Selon le Frankfurter Allgemeine Zeitung, au-delà des faits de corruption, ce sont les tentatives de dénigrement de l’institution judiciaire par les soutiens de Nicolas Sarkozy qui sont particulièrement dangereuses et mortifères, allant jusqu’à parler « d’un poison pour la démocratie ». Peu amène avec l’ancien président, le « FAZ » ironise en citant le bilan politique de celui « qui a instauré des peines planchers pour les récidivistes, ce qui contredit le principe de la peine individualisée, et qui a cherché à supprimer la fonction de juge d’instruction. » Il brocarde les médias du groupe Bolloré, accusés d’avoir minimisé les accusations contre l’ancien président de la République, en les qualifiant de simples « troubles judiciaires », et étrille la droite au passage : « Les Républicains, le parti fondé par Nicolas Sarkozy, font campagne depuis juin sous le slogan ‘La France des honnêtes gens’, malgré les condamnations judiciaires des deux présidents (Jacques Chirac et Nicolas Sarkozy) et des deux Premiers ministres (Alain Juppé et François Fillon) qu’il a produits. »

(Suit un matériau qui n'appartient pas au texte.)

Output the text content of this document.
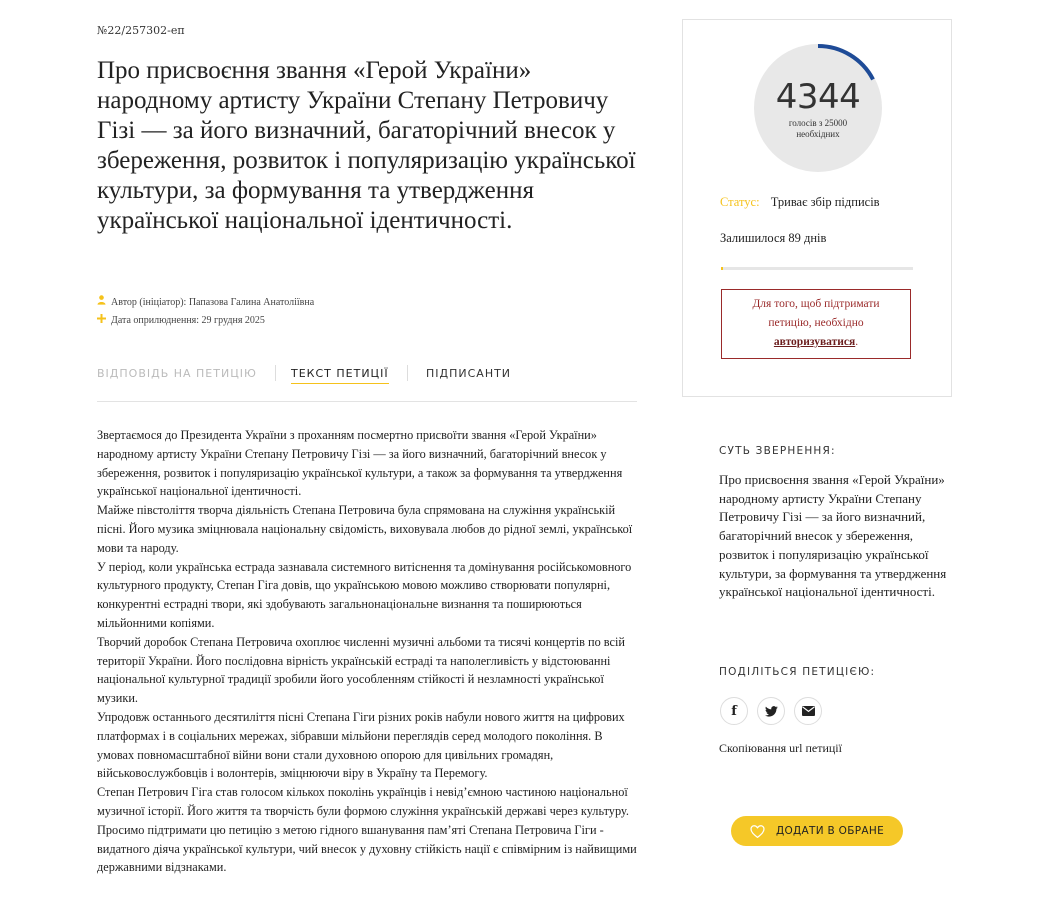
№22/257302-еп
Про присвоєння звання «Герой України» народному артисту України Степану Петровичу Гізі — за його визначний, багаторічний внесок у збереження, розвиток і популяризацію української культури, за формування та утвердження української національної ідентичності.
Автор (ініціатор): Папазова Галина Анатоліївна
Дата оприлюднення: 29 грудня 2025
ВІДПОВІДЬ НА ПЕТИЦІЮ	ТЕКСТ ПЕТИЦІЇ	ПІДПИСАНТИ

Звертаємося до Президента України з проханням посмертно присвоїти звання «Герой України» народному артисту України Степану Петровичу Гізі — за його визначний, багаторічний внесок у збереження, розвиток і популяризацію української культури, а також за формування та утвердження української національної ідентичності.

Майже півстоліття творча діяльність Степана Петровича була спрямована на служіння українській пісні. Його музика зміцнювала національну свідомість, виховувала любов до рідної землі, української мови та народу.

У період, коли українська естрада зазнавала системного витіснення та домінування російськомовного культурного продукту, Степан Гіга довів, що українською мовою можливо створювати популярні, конкурентні естрадні твори, які здобувають загальнонаціональне визнання та поширюються мільйонними копіями.

Творчий доробок Степана Петровича охоплює численні музичні альбоми та тисячі концертів по всій території України. Його послідовна вірність українській естраді та наполегливість у відстоюванні національної культурної традиції зробили його уособленням стійкості й незламності української музики.

Упродовж останнього десятиліття пісні Степана Гіги різних років набули нового життя на цифрових платформах і в соціальних мережах, зібравши мільйони переглядів серед молодого покоління. В умовах повномасштабної війни вони стали духовною опорою для цивільних громадян, військовослужбовців і волонтерів, зміцнюючи віру в Україну та Перемогу.

Степан Петрович Гіга став голосом кількох поколінь українців і невід’ємною частиною національної музичної історії. Його життя та творчість були формою служіння українській державі через культуру.

Просимо підтримати цю петицію з метою гідного вшанування пам’яті Степана Петровича Гіги - видатного діяча української культури, чий внесок у духовну стійкість нації є співмірним із найвищими державними відзнаками.

4344
голосів з 25000
необхідних
Статус: Триває збір підписів
Залишилося 89 днів
Для того, щоб підтримати
петицію, необхідно
авторизуватися.
СУТЬ ЗВЕРНЕННЯ:
Про присвоєння звання «Герой України» народному артисту України Степану Петровичу Гізі — за його визначний, багаторічний внесок у збереження, розвиток і популяризацію української культури, за формування та утвердження української національної ідентичності.
ПОДІЛІТЬСЯ ПЕТИЦІЄЮ:
f
Скопіювання url петиції
ДОДАТИ В ОБРАНЕ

Die Zeit s’attarde sur cette phrase de la déclaration des Droits de l’Homme de 1789 qui orne l’entrée du nouveau tribunal de grande instance à Paris : « Tout homme est présumé innocent jusqu’à ce qu’il ait été déclaré coupable ». Le quotidien allemand, plutôt étiqueté à gauche, indique que Nicolas Sarkozy a été relaxé de trois chefs d’accusation : la corruption passive, le financement illégal de campagne, et le recel de détournement de fonds publics libyens. « Se demander si Nicolas Sarkozy est corrompu est plutôt osé », estime Die Zeit. Le journal rappelle qu’il a « guidé l’Europe aux côtés d’Angela Merkel à travers la tempête financière » des années 2010, et « qu’il reste une idole pour une partie de la droite française ».

« Le geste de colère de Carla Bruni »

Association de malfaiteurs, « c’est le mot qui fait mal », insiste le média suisse Blick. « Malfaiteur : un mot dont les synonymes, dans le langage courant, sont délinquant, criminel ou truand. Soit une accusation gravissime pour un responsable politique qui joue toujours le rôle de parrain de son camp, à savoir la droite traditionnelle », résume le correspondant helvète.

Le quotidien italien Corriere della Sera, plutôt de centre droit, titre quant à lui sur « le geste de colère de Carla Bruni à l’égard des journalistes ». Le journal évoque « le sourire moqueur » de la chanteuse ; après les premières déclarations de son mari à la presse, l’ex-première dame a arraché la bonnette du micro des journalistes de Mediapart, le média à l’origine de nombreuses révélations sur le financement libyen supposé de la campagne de 2007. La séquence a largement tourné sur les réseaux sociaux.